Of course users of singles dating sites should spend an appropriate amount of time perfecting their own profiles in order to attract that perfect partner. But feedback suggests that members are spending an inordinate amount of their online time touching up their own profile. A more worrying conclusion drawn from this is that members are indulging in their online self rather than actively seeking to approach genuine date candidates, in both the real world and the ever-growing virtual world, too.

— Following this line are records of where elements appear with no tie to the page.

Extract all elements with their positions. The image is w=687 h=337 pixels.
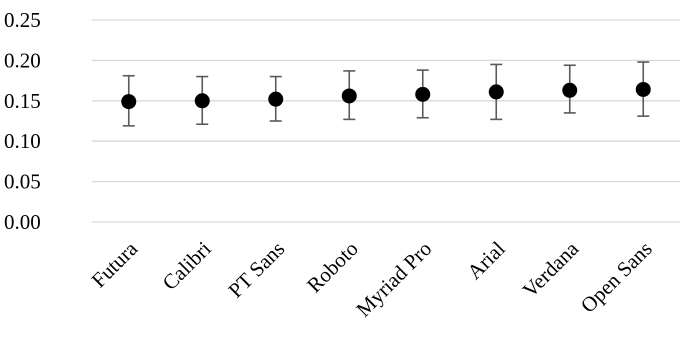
data-point [562, 82, 578, 98]
data-point [194, 93, 210, 109]
x-category-label: Futura [87, 236, 143, 292]
data-point [268, 91, 284, 107]
data-point [341, 88, 357, 104]
y-tick-label: 0.25 [4, 8, 41, 32]
y-tick-label: 0.15 [4, 89, 41, 113]
data-point [415, 86, 431, 102]
data-points [121, 81, 651, 110]
data-point [635, 81, 651, 97]
data-point [488, 84, 504, 100]
x-category-label: Roboto [302, 237, 363, 298]
y-tick-label: 0.00 [4, 210, 41, 234]
x-category-label: Verdana [518, 236, 584, 302]
x-category-label: Open Sans [576, 237, 657, 318]
x-category-label: Calibri [158, 236, 216, 294]
data-point [121, 94, 137, 110]
gridlines [92, 19, 680, 223]
x-category-label: Arial [462, 236, 510, 284]
x-category-label: Myriad Pro [351, 237, 436, 322]
y-tick-label: 0.05 [4, 170, 41, 194]
x-category-label: PT Sans [223, 237, 289, 303]
y-tick-label: 0.20 [4, 48, 41, 72]
y-tick-label: 0.10 [4, 129, 41, 153]
y-axis-tick-labels: 0.00 0.05 0.10 0.15 0.20 0.25 [4, 8, 41, 234]
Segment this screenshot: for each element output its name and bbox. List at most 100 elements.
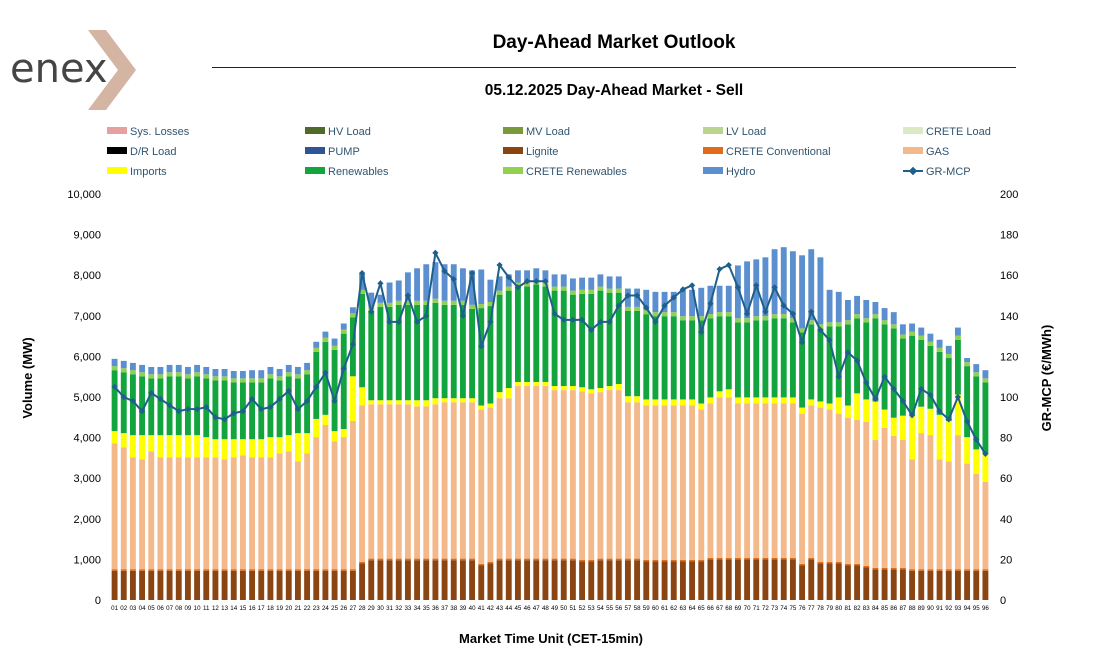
bar-segment bbox=[404, 300, 411, 305]
bar-segment bbox=[469, 308, 476, 399]
gr-mcp-point bbox=[743, 310, 751, 317]
bar-segment bbox=[634, 306, 641, 311]
legend-label-5: D/R Load bbox=[130, 146, 176, 158]
gr-mcp-point bbox=[459, 312, 467, 319]
legend-label-6: PUMP bbox=[328, 146, 360, 158]
bar-segment bbox=[716, 559, 723, 600]
bar-segment bbox=[194, 570, 201, 600]
bar-segment bbox=[368, 404, 375, 559]
bar-segment bbox=[973, 376, 980, 450]
x-tick-label: 85 bbox=[881, 605, 888, 612]
x-tick-label: 71 bbox=[753, 605, 760, 612]
bar-segment bbox=[386, 558, 393, 561]
bar-segment bbox=[716, 391, 723, 398]
bar-segment bbox=[313, 418, 320, 438]
gr-mcp-point bbox=[908, 412, 916, 419]
bar-segment bbox=[808, 405, 815, 558]
bar-segment bbox=[945, 569, 952, 571]
bar-segment bbox=[670, 561, 677, 600]
bar-segment bbox=[377, 404, 384, 559]
bar-segment bbox=[964, 569, 971, 571]
bar-segment bbox=[313, 341, 320, 348]
bar-segment bbox=[551, 286, 558, 291]
bar-segment bbox=[414, 400, 421, 407]
legend-label-4: CRETE Load bbox=[926, 126, 991, 138]
bar-segment bbox=[762, 316, 769, 321]
bar-segment bbox=[734, 322, 741, 398]
bar-segment bbox=[808, 559, 815, 600]
x-tick-label: 06 bbox=[157, 605, 164, 612]
bar-segment bbox=[331, 569, 338, 571]
bar-segment bbox=[872, 302, 879, 315]
bar-segment bbox=[514, 286, 521, 382]
bar-segment bbox=[304, 570, 311, 600]
x-tick-label: 84 bbox=[872, 605, 879, 612]
x-tick-label: 29 bbox=[368, 605, 375, 612]
bar-segment bbox=[624, 306, 631, 311]
bar-segment bbox=[606, 288, 613, 293]
bar-segment bbox=[863, 565, 870, 568]
y-tick-label: 5,000 bbox=[73, 392, 101, 404]
bar-segment bbox=[689, 316, 696, 321]
bar-segment bbox=[395, 560, 402, 600]
bar-segment bbox=[487, 306, 494, 404]
bar-segment bbox=[377, 560, 384, 600]
bar-segment bbox=[514, 560, 521, 600]
gr-mcp-point bbox=[468, 270, 476, 277]
gr-mcp-point bbox=[688, 282, 696, 289]
bar-segment bbox=[450, 402, 457, 559]
legend-swatch-10 bbox=[107, 167, 127, 174]
bar-segment bbox=[982, 453, 989, 482]
bar-segment bbox=[890, 312, 897, 325]
bar-segment bbox=[377, 558, 384, 561]
bar-segment bbox=[258, 569, 265, 571]
bar-segment bbox=[258, 370, 265, 379]
gr-mcp-point bbox=[982, 450, 989, 457]
bar-segment bbox=[982, 570, 989, 600]
bar-segment bbox=[175, 457, 182, 570]
bar-segment bbox=[954, 327, 961, 336]
bar-segment bbox=[698, 409, 705, 560]
bar-segment bbox=[203, 570, 210, 600]
gr-mcp-point bbox=[716, 265, 723, 273]
bar-segment bbox=[331, 570, 338, 600]
bar-segment bbox=[386, 302, 393, 307]
bar-segment bbox=[753, 316, 760, 321]
y-tick-label: 9,000 bbox=[73, 230, 101, 242]
bar-segment bbox=[881, 427, 888, 568]
bar-segment bbox=[634, 558, 641, 561]
x-tick-label: 08 bbox=[175, 605, 182, 612]
bar-segment bbox=[212, 457, 219, 570]
bar-segment bbox=[111, 370, 118, 432]
bar-segment bbox=[936, 339, 943, 348]
bar-segment bbox=[120, 433, 127, 448]
bar-segment bbox=[111, 366, 118, 371]
x-axis: 01 02 03 04 05 06 07 08 09 10 11 12 13 14 15 16 17 18 19 20… bbox=[111, 605, 989, 612]
bar-segment bbox=[111, 443, 118, 570]
bar-segment bbox=[514, 381, 521, 387]
bar-segment bbox=[377, 306, 384, 401]
x-tick-label: 27 bbox=[349, 605, 356, 612]
bar-segment bbox=[322, 337, 329, 342]
bar-segment bbox=[725, 559, 732, 600]
bar-segment bbox=[964, 362, 971, 367]
bar-segment bbox=[139, 364, 146, 373]
bar-segment bbox=[615, 560, 622, 600]
bar-segment bbox=[111, 570, 118, 600]
y2-tick-label: 160 bbox=[1000, 270, 1018, 282]
bar-segment bbox=[881, 324, 888, 410]
x-tick-label: 54 bbox=[597, 605, 604, 612]
bar-segment bbox=[395, 300, 402, 305]
x-tick-label: 21 bbox=[294, 605, 301, 612]
bar-segment bbox=[679, 561, 686, 600]
bar-segment bbox=[542, 270, 549, 283]
bar-segment bbox=[661, 559, 668, 562]
bar-segment bbox=[542, 558, 549, 561]
bar-segment bbox=[954, 569, 961, 571]
bar-segment bbox=[890, 324, 897, 329]
bar-segment bbox=[322, 341, 329, 415]
x-tick-label: 16 bbox=[249, 605, 256, 612]
bar-segment bbox=[340, 429, 347, 438]
x-tick-label: 59 bbox=[643, 605, 650, 612]
bar-segment bbox=[194, 364, 201, 373]
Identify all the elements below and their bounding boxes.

The worry for owners of online and adult dating services now recognising this trend is that sectors of its membership are not getting their money’s worth of the services for which they are paying. These ‘personals’ sites, to which they are occasionally referred, offer real opportunities to find love online if the platform is used in the manner intended.

One possible reaction, once members recognise that they have paid membership fees for any length of time but never actually acted upon a request to date, is that they will look to blame the online dating service in question rather than themselves.

This is press that the dating industry, which has worked incredibly hard to assure its solid reputation, is understandably keen to avoid.

So, if you have a success story and found your perfect match online through a dating agency, let them know; they are waiting to hear from you, now.